Composite Collector #

Composite collector can provide higher safety, higher specific energy, lower cost of lithium-ion battery technology direction, with good insulation, low density, low cost of PET, Pi and other polymer materials as the substrate of the composite collector came into being. Advantages of composite collector:
- High safety : Avoiding the risk of internal short circuit and improving battery safety.
- High energy density: weight reduction 50%-80%, energy density increase 5%-10%
- Longer life: more uniform surface, increased cycle life 5%
01 Sandwich composite structure #
The composite collector is a “sandwich” structure, with a polymer layer of PET, PI, PP, etc. in the middle and a metal conductive layer of copper or aluminum on both sides. The polymer base layer provides good flexibility and mechanical stability, and can adapt to the volume change of the battery in the charging and discharging process. The conductive layer is responsible for electron conduction to ensure the smooth transfer of electrons in the electrode reaction. This unique structural design makes the performance of composite collectors in lithium batteries very different from that of traditional collectors, laying the foundation for the improvement of lithium battery performance.



02 Comparison of the performance of commonly used substrates for composite fluid collectors #
Polymer diaphragm substrates | PET | PP | PI |
Materials | polyethylene terephthalate | polypropylene | polyimide |
Diaphragm temperature resistance | Above 260°C | 160℃左右 | Above 360°C |
Diaphragm chemical stability | Polar material, easy to produce chemical bonding with metal substances, strong bonding of plating layer | Non-polar material; can be eroded by strong acids such as concentrated sulfuric acid and concentrated nitric acid; | High thermal and chemical stability |
Polymer Film Disadvantages | Degradability: PET is prone to degradation at the negative end of lithium batteries. | Higher machining difficulty, small process window | Cost: PI is more expensive and cannot be mass-produced for the time being. |
Polymer Film Cost | About 0.75 million RMB/ton | About 0.79 million RMB / ton, but the depreciation cost of production equipment is higher than PET | Higher cost, unable to mass produce for the time being |
Diaphragm Application Scenarios | Scenarios Energy Storage Applications; Anode Materials | power cell | – |
03 Composite Copper Foil Preparation Process #
Composite copper foil is a new application in the lithium industry, but its essence is to metallize/conduct the non-metallic film. Composite copper foil has been widely used in electromagnetic shielding materials, ITO coating, copper cladding board and other industries.
The production process of composite copper foils mainly includes one-step, two-step and three-step methods. The composite copper foil preparation processes currently used by the industry include one-step (chemical deposition, magnetron sputtering, vapor deposition), two-step (magnetron sputtering + aqueous plating) and three-step (magnetron sputtering + vapor deposition + aqueous plating).

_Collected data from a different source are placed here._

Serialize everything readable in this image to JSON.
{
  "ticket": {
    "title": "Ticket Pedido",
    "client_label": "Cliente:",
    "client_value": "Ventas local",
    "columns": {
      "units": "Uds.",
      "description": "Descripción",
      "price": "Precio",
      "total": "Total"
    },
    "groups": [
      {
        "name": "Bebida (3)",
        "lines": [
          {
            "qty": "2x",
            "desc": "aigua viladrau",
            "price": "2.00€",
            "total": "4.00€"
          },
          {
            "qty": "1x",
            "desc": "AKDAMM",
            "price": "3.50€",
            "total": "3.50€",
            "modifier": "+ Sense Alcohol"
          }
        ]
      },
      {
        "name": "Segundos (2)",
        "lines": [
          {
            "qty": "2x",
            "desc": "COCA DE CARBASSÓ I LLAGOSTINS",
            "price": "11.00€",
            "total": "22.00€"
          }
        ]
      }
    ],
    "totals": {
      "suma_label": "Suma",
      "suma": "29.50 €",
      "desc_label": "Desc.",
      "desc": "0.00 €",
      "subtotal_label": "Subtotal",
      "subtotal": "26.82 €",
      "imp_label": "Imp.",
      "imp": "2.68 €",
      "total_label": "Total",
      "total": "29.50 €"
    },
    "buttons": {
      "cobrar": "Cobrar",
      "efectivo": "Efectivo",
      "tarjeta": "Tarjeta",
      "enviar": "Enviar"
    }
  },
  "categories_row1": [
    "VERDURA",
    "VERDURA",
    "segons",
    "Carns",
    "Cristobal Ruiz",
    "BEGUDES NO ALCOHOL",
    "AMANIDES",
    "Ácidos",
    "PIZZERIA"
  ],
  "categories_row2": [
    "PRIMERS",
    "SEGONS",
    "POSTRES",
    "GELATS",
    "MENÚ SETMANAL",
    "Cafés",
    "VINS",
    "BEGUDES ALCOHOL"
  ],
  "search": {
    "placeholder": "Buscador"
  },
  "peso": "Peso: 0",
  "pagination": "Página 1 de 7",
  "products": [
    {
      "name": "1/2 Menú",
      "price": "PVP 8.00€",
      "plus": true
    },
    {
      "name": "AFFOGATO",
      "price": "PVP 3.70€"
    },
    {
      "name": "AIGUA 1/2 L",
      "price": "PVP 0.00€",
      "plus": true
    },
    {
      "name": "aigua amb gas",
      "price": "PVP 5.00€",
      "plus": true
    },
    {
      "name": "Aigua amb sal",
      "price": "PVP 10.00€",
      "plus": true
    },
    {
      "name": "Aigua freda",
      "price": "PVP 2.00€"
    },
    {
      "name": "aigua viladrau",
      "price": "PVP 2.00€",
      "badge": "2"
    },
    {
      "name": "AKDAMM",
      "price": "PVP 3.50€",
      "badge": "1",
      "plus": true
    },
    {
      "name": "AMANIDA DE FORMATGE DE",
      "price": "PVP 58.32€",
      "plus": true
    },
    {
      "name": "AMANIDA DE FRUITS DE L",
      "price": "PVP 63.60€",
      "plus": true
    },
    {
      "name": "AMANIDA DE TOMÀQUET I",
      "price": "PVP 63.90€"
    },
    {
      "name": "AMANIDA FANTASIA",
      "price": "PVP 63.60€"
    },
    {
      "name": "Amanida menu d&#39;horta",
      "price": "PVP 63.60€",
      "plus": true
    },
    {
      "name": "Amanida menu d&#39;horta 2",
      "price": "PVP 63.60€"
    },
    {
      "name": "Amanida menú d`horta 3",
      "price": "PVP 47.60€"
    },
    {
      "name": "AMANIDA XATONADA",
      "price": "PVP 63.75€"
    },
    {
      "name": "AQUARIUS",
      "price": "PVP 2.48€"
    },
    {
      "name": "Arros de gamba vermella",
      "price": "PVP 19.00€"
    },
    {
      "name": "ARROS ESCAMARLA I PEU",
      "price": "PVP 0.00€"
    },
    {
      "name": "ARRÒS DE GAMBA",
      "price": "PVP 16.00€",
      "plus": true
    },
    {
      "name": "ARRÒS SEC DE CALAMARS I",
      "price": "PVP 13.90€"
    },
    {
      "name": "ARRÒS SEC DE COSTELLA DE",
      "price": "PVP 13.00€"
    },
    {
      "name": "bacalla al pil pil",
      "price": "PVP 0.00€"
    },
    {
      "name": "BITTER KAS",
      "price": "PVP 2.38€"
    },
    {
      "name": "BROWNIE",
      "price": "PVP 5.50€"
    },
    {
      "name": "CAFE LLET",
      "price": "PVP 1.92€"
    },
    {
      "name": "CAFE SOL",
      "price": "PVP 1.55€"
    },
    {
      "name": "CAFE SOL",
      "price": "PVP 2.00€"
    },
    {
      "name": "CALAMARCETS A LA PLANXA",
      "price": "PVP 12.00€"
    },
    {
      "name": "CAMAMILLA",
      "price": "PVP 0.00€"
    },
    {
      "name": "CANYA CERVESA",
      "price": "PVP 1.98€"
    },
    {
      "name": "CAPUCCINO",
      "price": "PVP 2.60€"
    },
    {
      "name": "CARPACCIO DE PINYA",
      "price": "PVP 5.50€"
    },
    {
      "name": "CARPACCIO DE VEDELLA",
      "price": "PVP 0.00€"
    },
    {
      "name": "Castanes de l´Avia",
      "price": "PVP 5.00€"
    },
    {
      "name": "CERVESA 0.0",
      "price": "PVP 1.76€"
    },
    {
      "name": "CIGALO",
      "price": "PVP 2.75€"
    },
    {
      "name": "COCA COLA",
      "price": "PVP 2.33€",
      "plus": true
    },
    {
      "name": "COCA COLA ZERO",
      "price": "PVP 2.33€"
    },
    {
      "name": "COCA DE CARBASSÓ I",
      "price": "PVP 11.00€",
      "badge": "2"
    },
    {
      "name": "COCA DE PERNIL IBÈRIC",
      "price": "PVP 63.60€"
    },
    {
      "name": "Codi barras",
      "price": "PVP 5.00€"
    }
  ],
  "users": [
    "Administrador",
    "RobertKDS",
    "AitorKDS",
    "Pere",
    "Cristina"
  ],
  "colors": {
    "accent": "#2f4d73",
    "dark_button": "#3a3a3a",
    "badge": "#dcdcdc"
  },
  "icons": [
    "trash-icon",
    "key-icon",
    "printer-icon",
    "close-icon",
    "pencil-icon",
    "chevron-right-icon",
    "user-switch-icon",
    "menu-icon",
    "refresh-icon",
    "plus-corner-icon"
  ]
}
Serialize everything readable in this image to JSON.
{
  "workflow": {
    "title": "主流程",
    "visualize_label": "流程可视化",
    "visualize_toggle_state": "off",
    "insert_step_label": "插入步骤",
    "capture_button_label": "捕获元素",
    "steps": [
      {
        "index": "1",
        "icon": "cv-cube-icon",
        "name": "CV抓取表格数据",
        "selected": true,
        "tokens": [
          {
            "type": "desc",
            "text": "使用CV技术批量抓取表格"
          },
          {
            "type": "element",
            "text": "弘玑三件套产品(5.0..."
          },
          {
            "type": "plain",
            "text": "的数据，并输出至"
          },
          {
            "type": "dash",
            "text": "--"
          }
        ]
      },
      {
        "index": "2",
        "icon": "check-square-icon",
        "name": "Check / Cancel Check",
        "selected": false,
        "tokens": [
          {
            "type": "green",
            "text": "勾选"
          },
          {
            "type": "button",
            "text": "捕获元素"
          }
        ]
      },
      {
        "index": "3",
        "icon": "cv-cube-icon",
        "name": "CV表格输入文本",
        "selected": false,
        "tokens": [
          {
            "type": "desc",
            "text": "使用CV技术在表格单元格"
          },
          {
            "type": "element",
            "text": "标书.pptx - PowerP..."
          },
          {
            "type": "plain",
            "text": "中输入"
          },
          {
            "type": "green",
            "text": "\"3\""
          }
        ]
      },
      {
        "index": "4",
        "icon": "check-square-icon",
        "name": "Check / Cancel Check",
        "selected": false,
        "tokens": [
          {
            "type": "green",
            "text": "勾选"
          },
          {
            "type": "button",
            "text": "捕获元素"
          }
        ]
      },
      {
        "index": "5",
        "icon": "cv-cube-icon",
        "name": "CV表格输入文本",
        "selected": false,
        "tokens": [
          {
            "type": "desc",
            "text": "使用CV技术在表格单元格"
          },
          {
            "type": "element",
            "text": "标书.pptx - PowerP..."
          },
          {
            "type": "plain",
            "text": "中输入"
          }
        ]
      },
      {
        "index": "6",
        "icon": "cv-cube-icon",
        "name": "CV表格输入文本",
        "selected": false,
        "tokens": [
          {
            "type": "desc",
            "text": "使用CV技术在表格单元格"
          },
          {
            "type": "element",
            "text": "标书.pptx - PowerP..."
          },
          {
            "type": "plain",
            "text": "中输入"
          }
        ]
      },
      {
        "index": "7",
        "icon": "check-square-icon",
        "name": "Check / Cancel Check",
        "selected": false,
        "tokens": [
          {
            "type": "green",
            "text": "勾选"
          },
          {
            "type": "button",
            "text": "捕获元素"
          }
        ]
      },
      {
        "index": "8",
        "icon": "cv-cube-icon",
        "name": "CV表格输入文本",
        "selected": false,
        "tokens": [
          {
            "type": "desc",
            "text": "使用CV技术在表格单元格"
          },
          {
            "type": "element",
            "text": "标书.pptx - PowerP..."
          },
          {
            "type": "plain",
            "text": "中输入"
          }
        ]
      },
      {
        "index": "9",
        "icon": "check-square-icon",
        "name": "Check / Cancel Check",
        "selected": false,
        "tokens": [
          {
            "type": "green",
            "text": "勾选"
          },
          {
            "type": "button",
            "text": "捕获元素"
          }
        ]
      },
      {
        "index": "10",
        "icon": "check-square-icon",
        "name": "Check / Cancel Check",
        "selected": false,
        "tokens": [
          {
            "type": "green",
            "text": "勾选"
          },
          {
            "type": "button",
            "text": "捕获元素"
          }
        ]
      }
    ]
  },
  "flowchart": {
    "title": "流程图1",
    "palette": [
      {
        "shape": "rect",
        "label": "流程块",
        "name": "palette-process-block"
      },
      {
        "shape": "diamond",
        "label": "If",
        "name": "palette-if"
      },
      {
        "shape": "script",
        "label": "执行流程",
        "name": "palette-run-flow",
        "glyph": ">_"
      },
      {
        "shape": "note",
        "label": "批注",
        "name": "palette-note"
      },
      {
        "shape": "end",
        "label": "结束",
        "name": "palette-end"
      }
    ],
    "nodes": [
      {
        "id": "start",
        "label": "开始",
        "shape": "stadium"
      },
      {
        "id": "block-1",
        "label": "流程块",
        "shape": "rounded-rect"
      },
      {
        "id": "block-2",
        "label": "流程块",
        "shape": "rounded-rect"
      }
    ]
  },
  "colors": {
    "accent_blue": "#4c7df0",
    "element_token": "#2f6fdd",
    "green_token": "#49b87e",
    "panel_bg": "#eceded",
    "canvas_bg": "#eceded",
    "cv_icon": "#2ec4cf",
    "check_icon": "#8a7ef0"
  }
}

Naxau composite copper foil and composite aluminum foil are JVAD one-step vacuum coating process.
04 Naxau One-step JVAD vacuum coating #
One-step preparation of composite copper foils can be accomplished by repeated magnetron sputtering or evaporation plating to finally deposit the copper layer to 1-2um, but due to the high price of the equipment and the slow reaction rate, if only one-step preparation of composite copper foils is done by magnetron sputtering or evaporation plating, the capacity of the equipment will be drastically reduced and the cost of manufacturing will skyrocket. NanoShield JVAD coating technology combines the high bonding power of sputtering coating and the fast deposition of evaporation plating, and is capable of rapid double-sided deposition of highly dense metal films.
Compared to other multi-step methods, Nasi’s one-step process is less expensive, less prone to wrinkles and has higher yields; the metal film is more uniform and has fewer surface defects. In addition, the one-step process can prepare wider metalization, the current maximum width of 1650mm.
- High film thickness uniformity
In a vacuum environment, the trajectory of the particles is more regular, and the one-step method allows for highly uniform deposition on a polymer 0.65mm ultra-thin substrate, resulting in the formation of a conductive film layer of uniform thickness, which improves the battery’s charging and discharging efficiency and consistency. - High purity and density
The vacuum environment greatly reduces impurities. Moreover, JVAD high-energy deposition technology is capable of depositing a highly dense metal film, which further enhances the energy utilization of lithium batteries. - No damage to film substrate
Mild process conditions do not subject the polymer to thermal distortion, degradation, etc. Denser metal film reduces electrolyte attack on the substrate
05 Other Composite Collector Common Preparation Processes #
Common traditional copper foil process: calendering method, electrolytic method. Traditional aluminum foil process: calendering method, evaporation method.